Is an atom-thick sheet of a material visible and tangible? If one could make a sheet of a material (thickness of an atom), Aluminum for example, would it be visible to naked eyes? What about tangibility? would it be tactile by human finger skin?
 A: It is extremely hard to say what would happen because the only way to reliably test those regimes is to do it experimentally. Single-atom thin layers have only been realized, so far, in graphene, which is a single layer of hexagonal carbon crystal, and which is strong enough to exist by itself without any support. The Wikipedia section on its optical properties will inform you that

Graphene's unique optical properties produce an unexpectedly high opacity for an atomic monolayer in vacuum, absorbing $πα ≈\ $2.3% of white light, where $α$ is the fine-structure constant.
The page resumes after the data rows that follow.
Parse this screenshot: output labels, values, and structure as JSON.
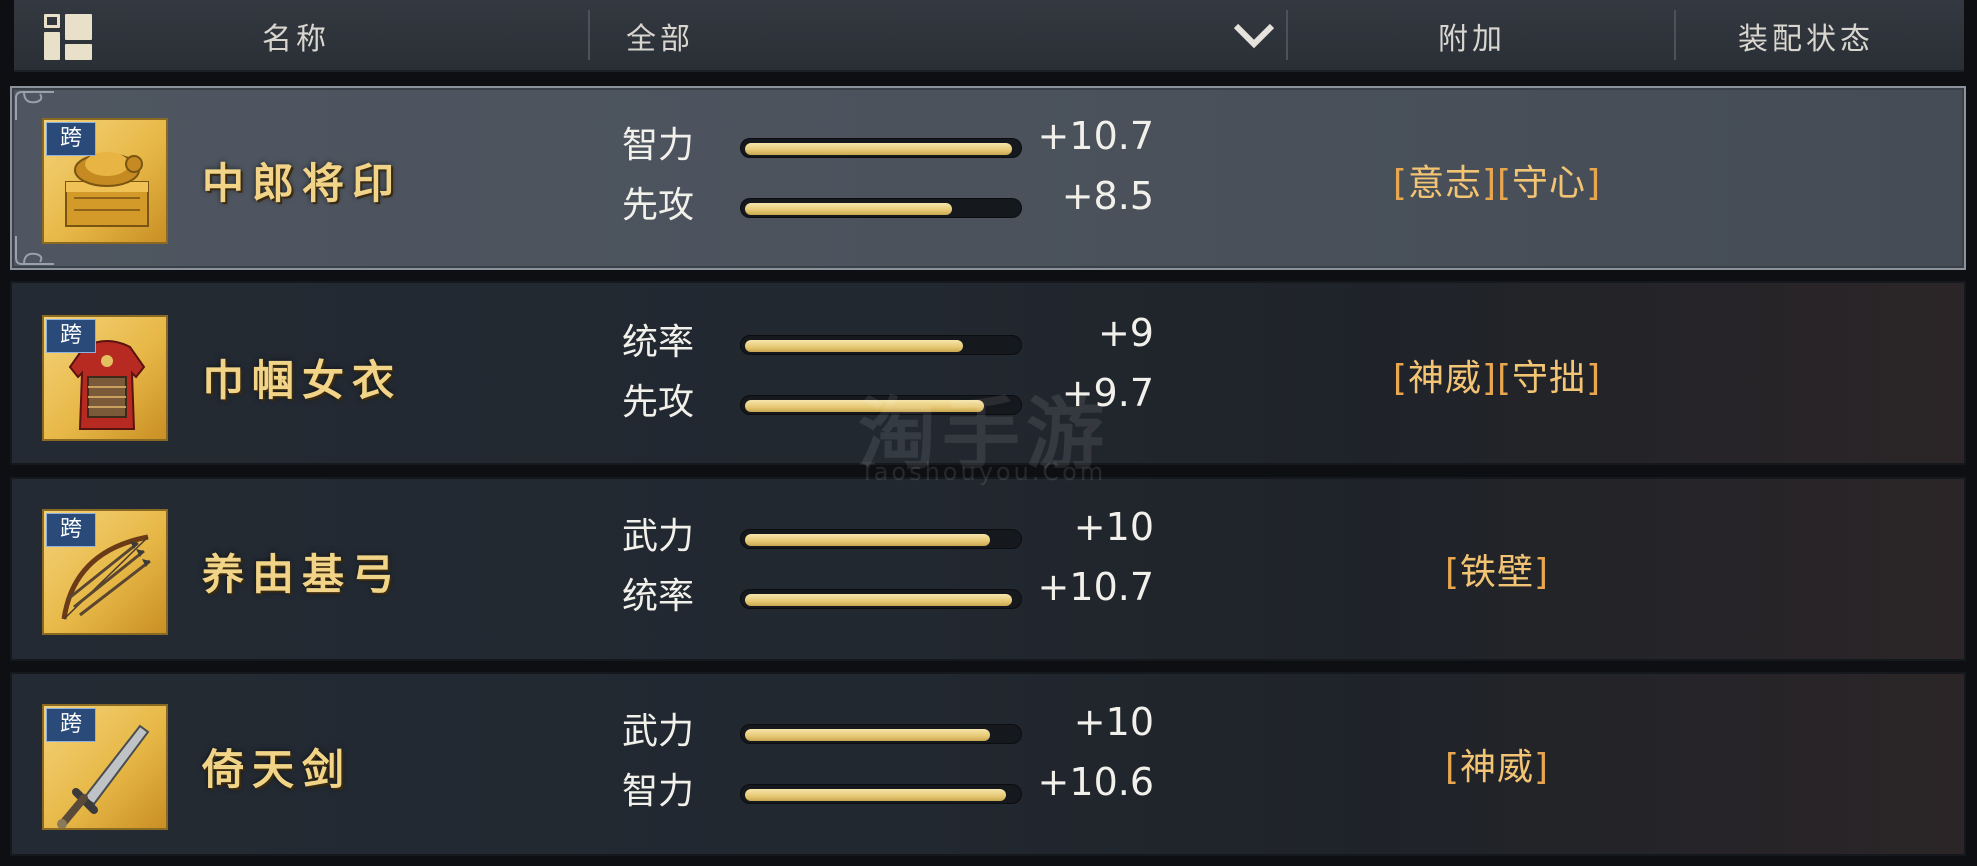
{
  "header": {
    "name_col": "名称",
    "filter_value": "全部",
    "extra_col": "附加",
    "equip_col": "装配状态"
  },
  "items": [
    {
      "tag": "跨",
      "name": "中郎将印",
      "icon": "golden-seal-icon",
      "stats": [
        {
          "label": "智力",
          "value": "+10.7",
          "fill": 0.98
        },
        {
          "label": "先攻",
          "value": "+8.5",
          "fill": 0.76
        }
      ],
      "extras": [
        "意志",
        "守心"
      ]
    },
    {
      "tag": "跨",
      "name": "巾帼女衣",
      "icon": "armor-robe-icon",
      "stats": [
        {
          "label": "统率",
          "value": "+9",
          "fill": 0.8
        },
        {
          "label": "先攻",
          "value": "+9.7",
          "fill": 0.88
        }
      ],
      "extras": [
        "神威",
        "守拙"
      ]
    },
    {
      "tag": "跨",
      "name": "养由基弓",
      "icon": "bow-arrows-icon",
      "stats": [
        {
          "label": "武力",
          "value": "+10",
          "fill": 0.9
        },
        {
          "label": "统率",
          "value": "+10.7",
          "fill": 0.98
        }
      ],
      "extras": [
        "铁壁"
      ]
    },
    {
      "tag": "跨",
      "name": "倚天剑",
      "icon": "sword-icon",
      "stats": [
        {
          "label": "武力",
          "value": "+10",
          "fill": 0.9
        },
        {
          "label": "智力",
          "value": "+10.6",
          "fill": 0.96
        }
      ],
      "extras": [
        "神威"
      ]
    }
  ],
  "watermark": {
    "main": "淘手游",
    "sub": "Taoshouyou.Com"
  },
  "colors": {
    "accent_gold": "#f1d488",
    "bar_gold": "#e6c874",
    "extra_orange": "#e8a64e",
    "tag_blue": "#2a4a7a"
  }
}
This is "a consequence of the unusual low-energy electronic structure of monolayer graphene that features electron and hole conical bands meeting each other at the Dirac point... [which] is qualitatively different from more common quadratic massive bands".

Thus, graphene is surprisingly opaque - for a monolayer material. It absorbs more light than you'd expect, and if you look carefully you can probably see it with the naked eye, but it's still pretty transparent.
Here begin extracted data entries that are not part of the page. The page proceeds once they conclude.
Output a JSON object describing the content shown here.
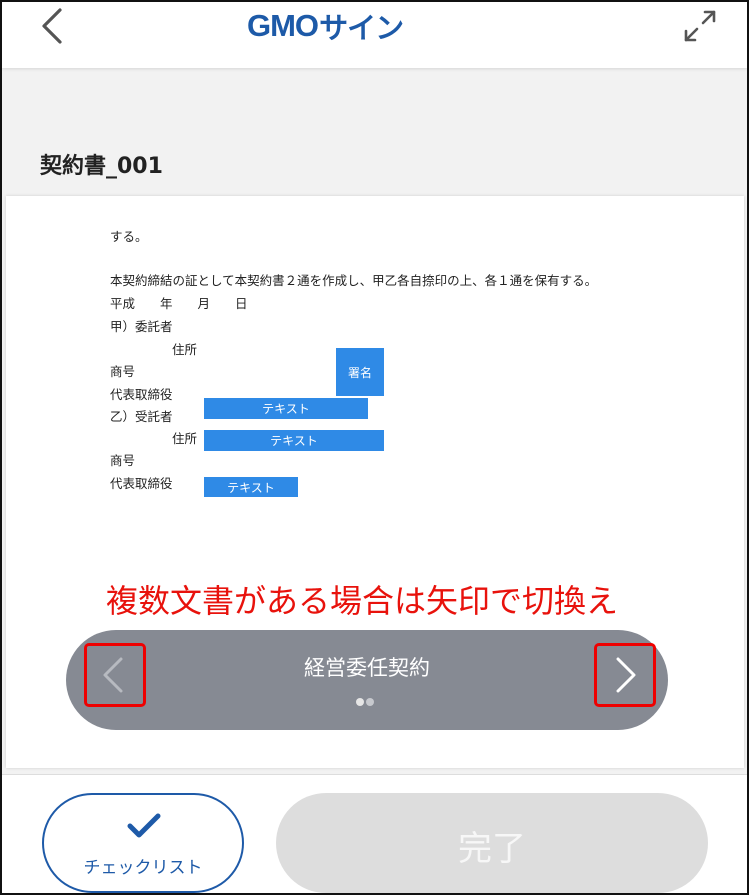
{
  "header": {
    "logo_en": "GMO",
    "logo_jp": "サイン",
    "brand_color": "#1d5aa8"
  },
  "document": {
    "title": "契約書_001",
    "lines": [
      "する。",
      "本契約締結の証として本契約書２通を作成し、甲乙各自捺印の上、各１通を保有する。",
      "平成　　年　　月　　日",
      "甲）委託者",
      "住所",
      "商号",
      "代表取締役",
      "乙）受託者",
      "住所",
      "商号",
      "代表取締役"
    ],
    "fields": {
      "signature": "署名",
      "text_1": "テキスト",
      "text_2": "テキスト",
      "text_3": "テキスト"
    },
    "field_color": "#2f8ae6"
  },
  "annotation": {
    "text": "複数文書がある場合は矢印で切換え",
    "color": "#e8120c"
  },
  "switcher": {
    "current_document": "経営委任契約",
    "page_count": 2,
    "current_index": 1,
    "background": "#868a93",
    "highlight_color": "#e00000",
    "prev_icon": "chevron-left-icon",
    "next_icon": "chevron-right-icon"
  },
  "footer": {
    "checklist_label": "チェックリスト",
    "checklist_icon": "checkmark-icon",
    "done_label": "完了"
  }
}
I'm unsure what its response to the human touch is, though it is reported to have a huge tensile strength.
A: This was just asked on another forum last week, a student from Penn State made a sheet of graphine to see for himself. He reported that he could not feel the sheet, but he could see it.
A: It's for you to judge if the following is relevant.
"Another example of a drastic change in surface properties by one-atom-thick layers can be a silicon monocrystal surface. When the surface of a silicon plate is etched in hydrofluoric acid (in order to dissolve the thin native oxide layer), the atoms of silicon on the surface are terminated with hydrogen atoms. This makes such a plate hydrophobic – drops of water do not wet the surface. But when we wait for some time or put the plate into deionized water for a few tens of minutes, the SiH groups on the surface slowly change to SiOH, and the water starts to wet it completely. This effect of only one atom change on the surface is visible by the naked eye (Lehmann 2002)."(http://books.google.com/books?id=LcenAAAAQBAJ&pg=PA43&dq=%22one+atom+thick%22+silicon+-%22graphene%22&hl=en&sa=X&ei=neOWUo6iNMLPrQGP1IHgAw&ved=0CDoQ6AEwAg#v=onepage&q&f=false )
The above is not about "one-atom-thick sheet", but about "one-atom-thick layer", furthermore, it is not clear if the layer is visible or wetting/non-wetting water, but this is more relevant to "tangibility".